Thursday, 11 July 2013

July Meeting: Oliver Macey Quintal by Vivien Edwards

Many thanks to Vivien Edwards who spoke at our July meeting. On seeing Oliver Macey Quintal listed as a Pitcairner on Norfolk Island she recognised the name. In 1878 he was a Tauranga barrister, at the inquiry of the ship Nellie, which hit Astrolabe Reef then foundered on Motiti Island. Soon after he was a passenger on the Taranaki wrecked on Karewa Island.

Finding Quintal’s name at Norfolk raised the question of how a Pitcairner, isolated from the rest of the world except for passing ships, could become a New Zealand barrister?

Macey (as he was called), was born in 1842 to William Quintal and Maria Christian. He was great grandson of both Matthew Quintal and Fletcher Christian. When the Pitcairners relocated to Norfolk Island in 1856 he was 14 years old.

Given to Bishop Selwyn by his family, Macey was to be trained for missionary work in the tropics, but instead he was articled to Outhwaites’ law firm. In 1868 he passed his examination for admission as a legal practitioner of the Supreme Court. In 1871 Quintal and Outhwaite handled the estate of Reverend Patteson, Bishop of Melanesia, after his murder in the Solomon Islands.

Quintal played cricket and football. He participated in Auckland society, joining various committees, which included organising citizen’s balls for visiting Governors.
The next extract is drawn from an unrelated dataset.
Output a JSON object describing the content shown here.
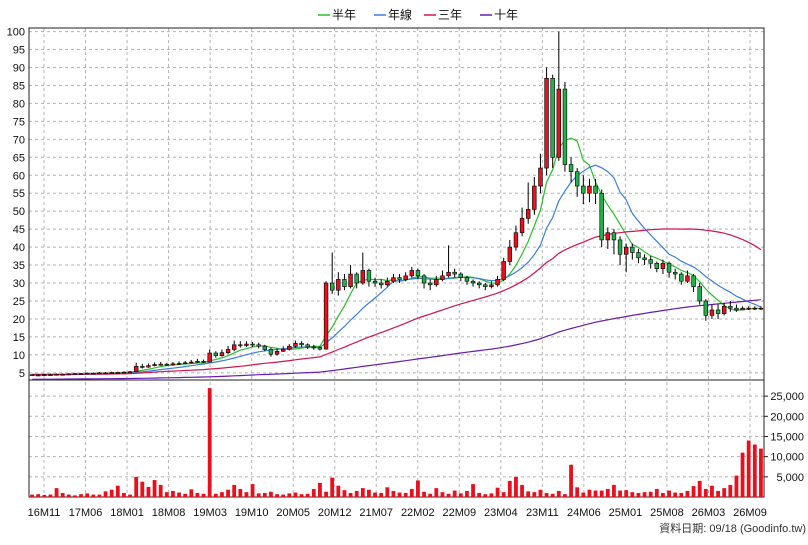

Bay of Plenty Times, 8 July 1876
He set up in Tauranga in 1876. Vesey Stewart’s first settlers were in Katikati. The Tauranga/ Taupo road was open; there was a regular steam service to Auckland on the Rowena, and the Staffa had started a service to Opotiki. Quintal practised with W.B. Hawkins in the old BNZ building in Harington Street, later shifting to McLean then Willow Streets.

Bay of Plenty Times, 1 August 1877
He played for Tauranga Cricket Club: was vestryman for Holy Trinity and secretary for the parishioners’ annual meeting; he served on committees for the 1879 Regatta, the Mechanics’ Institute, the Choral Society, and to form a brass band. He helped welcome the Governor and participated in deputations, promoting Tauranga’s interests to Ministers.

Bay of Plenty Times, 29 September 1877
His court cases included cushions and a sofa stuffed with flax instead of horse hair, and injury to a horse used to erect the Taupo telegraph line. He defended Mrs. Ogden, who strung washing across Anson Street and was hit with her clothes prop by a neighbor. He unsuccessfully defended Mrs. Anne Robertson whose ownership of Ohinemutu Lakes Hotel was challenged by Robert Graham after she purchased the lease from Isaac Wilson. Local Maori forcibly evicted her.

Quintal faced the law himself, charged by William Shaw from ‘Woodlands’ Katikati, with forging and uttering a certain bill of sale with intent to defraud. He had tried to help Shaw and the case was dismissed.

In 1883 he returned to Auckland, but came back to Tauranga periodically to handle land deals. He married Jemima Buffet from Norfolk Island in 1889. They had two children; Laurie Ida and Oliver. Quintal and his family returned to Norfolk Island in 1893 where he chaired the Executive Council and participated in the island’s affairs. He died there 23 February 1922.

[Newspaper images courtesy of Papers Past]


  1. I never cease to be amazed at the interesting people who have passed through Tauranga over the years. A great talk Vivien. I really enjoyed it.

  2. Good afternoon,
    I am delighted to find this account as Oliver Macey Quintal was my great grandfather and I live at Flagstaff, which was his home, in Norfolk Island

    1. Thanks Gaye. I've forwarded your message to Vivien, who presented the talk and did the original research.